SN: I would say it most reminds me of the mid-1980s, even like the early 1980s, when there was huge tension and the threat of misunderstanding and escalation from a regional confrontation to a nuclear exchange. Now you got two add-ons. One is much more the threat of catastrophic terrorism. And also cyberattacks on command and control and warning systems by either Russia or China or a direct adversary or a third-party group. It makes all the pre-existing nuclear dangers we’ve lived with for years and been fortunate to avoid much more dangerous, more risky. And the deterioration between the United States and Russia, the trust erosion between the two countries that have 90 percent of the nuclear weapons—and almost as important, nuclear materials—all of that means we need something like arms control observer groups, crossing committee chairs. Because we are clearly in much more of a danger zone than we’ve been in for a long time.
FP: Is it even more dangerous now than in the 1980s?

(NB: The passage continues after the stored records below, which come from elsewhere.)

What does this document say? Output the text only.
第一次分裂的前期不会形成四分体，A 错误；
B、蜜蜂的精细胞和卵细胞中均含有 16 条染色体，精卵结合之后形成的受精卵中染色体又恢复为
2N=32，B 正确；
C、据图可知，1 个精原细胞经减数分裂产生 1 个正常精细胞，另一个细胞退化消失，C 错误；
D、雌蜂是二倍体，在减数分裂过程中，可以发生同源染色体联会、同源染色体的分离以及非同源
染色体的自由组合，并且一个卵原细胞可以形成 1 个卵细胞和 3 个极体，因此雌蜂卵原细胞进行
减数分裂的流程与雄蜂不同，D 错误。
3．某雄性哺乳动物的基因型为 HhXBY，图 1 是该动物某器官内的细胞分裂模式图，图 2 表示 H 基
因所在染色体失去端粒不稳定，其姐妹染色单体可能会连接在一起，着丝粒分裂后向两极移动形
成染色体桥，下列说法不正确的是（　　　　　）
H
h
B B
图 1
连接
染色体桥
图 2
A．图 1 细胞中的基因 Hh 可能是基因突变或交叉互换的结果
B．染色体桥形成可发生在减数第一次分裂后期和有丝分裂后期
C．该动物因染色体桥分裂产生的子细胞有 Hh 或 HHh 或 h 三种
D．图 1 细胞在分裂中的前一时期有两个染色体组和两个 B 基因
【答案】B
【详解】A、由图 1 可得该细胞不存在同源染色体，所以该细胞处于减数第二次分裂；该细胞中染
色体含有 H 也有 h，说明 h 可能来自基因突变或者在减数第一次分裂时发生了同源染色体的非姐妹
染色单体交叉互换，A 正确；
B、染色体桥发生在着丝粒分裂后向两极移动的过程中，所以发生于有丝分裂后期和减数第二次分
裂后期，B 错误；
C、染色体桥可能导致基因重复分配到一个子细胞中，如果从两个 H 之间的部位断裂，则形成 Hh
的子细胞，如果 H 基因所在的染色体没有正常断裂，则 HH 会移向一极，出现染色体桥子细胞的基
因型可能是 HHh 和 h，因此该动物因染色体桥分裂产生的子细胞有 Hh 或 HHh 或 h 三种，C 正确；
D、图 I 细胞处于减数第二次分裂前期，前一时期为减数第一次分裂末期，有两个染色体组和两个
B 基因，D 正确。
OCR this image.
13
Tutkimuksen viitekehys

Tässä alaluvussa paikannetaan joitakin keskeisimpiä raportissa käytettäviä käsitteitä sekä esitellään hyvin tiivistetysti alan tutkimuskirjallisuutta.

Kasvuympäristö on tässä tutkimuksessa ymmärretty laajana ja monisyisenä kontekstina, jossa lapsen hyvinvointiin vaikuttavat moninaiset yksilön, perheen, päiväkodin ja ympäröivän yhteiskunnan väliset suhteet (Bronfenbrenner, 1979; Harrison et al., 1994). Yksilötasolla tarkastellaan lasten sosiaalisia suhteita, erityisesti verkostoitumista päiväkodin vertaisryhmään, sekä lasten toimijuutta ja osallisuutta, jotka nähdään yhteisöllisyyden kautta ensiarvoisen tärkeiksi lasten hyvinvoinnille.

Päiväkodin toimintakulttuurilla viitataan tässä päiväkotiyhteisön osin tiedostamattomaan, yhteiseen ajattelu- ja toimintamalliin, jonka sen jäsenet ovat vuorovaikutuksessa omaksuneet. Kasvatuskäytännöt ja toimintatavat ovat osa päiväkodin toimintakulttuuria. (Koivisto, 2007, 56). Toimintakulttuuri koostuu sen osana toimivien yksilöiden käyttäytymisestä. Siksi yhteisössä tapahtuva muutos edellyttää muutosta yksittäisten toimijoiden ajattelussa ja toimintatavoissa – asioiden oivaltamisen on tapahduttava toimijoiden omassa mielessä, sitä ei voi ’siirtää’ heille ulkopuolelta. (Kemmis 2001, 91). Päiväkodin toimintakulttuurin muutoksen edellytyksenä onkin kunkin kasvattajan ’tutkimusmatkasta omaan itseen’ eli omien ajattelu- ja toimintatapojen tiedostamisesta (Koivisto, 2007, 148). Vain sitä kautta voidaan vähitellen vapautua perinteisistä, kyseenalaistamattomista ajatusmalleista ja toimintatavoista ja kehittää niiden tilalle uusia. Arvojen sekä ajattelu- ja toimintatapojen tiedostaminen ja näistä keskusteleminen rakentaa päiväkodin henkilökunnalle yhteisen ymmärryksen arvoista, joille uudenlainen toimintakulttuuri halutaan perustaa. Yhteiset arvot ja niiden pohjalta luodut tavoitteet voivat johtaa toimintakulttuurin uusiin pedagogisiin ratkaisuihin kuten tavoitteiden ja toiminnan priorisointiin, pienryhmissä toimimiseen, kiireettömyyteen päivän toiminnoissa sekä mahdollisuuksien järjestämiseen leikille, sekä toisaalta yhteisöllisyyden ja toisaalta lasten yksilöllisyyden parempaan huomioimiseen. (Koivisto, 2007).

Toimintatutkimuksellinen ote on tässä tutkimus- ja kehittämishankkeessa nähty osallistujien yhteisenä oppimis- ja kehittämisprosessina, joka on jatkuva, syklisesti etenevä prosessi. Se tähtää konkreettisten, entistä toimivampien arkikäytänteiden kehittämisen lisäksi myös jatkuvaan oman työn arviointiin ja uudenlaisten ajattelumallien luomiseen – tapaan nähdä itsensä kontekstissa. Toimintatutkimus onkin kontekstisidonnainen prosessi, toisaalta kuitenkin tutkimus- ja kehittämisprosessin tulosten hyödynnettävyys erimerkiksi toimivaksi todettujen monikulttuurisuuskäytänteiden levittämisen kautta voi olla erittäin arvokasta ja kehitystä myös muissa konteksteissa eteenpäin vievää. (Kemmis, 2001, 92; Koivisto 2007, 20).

SN: I think there’s more danger of a blunder now. Or a catastrophic event precipitated by a terrorist group. Because the knowledge has proliferated about how to make a weapon if the material is available. And then cyber, false warnings, I think there’s more danger of that. So it’s a time where the leadership of the two countries need to be in dialogue. But right now there’s profound mistrust in Congress not only of Russia but of the Trump administration.
FP: Do you fear that much of your and Lugar’s legacy could be undone?
SN: I think it’s still going to continue with some momentum. I think there are a lot of people in the Defense Department and Department of Energy who still understand this. It hasn’t gotten the same emphasis from the current administration, but it has been broadly supportive.
FP: Lugar’s defeat to a Tea Party candidate in 2012 seemed to open the curtain on the current era. It even engendered a verb, to be “Lugared.” Does his death signal the end of civility?
SN: I think it says something. My guess is his courtesy and his civility and his decency probably were not assets given the mood of the electorate. I would say if we’re going to have a coherent domestic and foreign policy, it’s got to come back. Because the biggest problems we have in the country and the world are not going to be solved by one political party. Dick Lugar knew that his whole career. So when is it going to come back? I don’t know. Will it come back? In my opinion, it has to. We’ve got to have new young people who follow the role model of Dick Lugar.
This conversation has been condensed and edited for publication.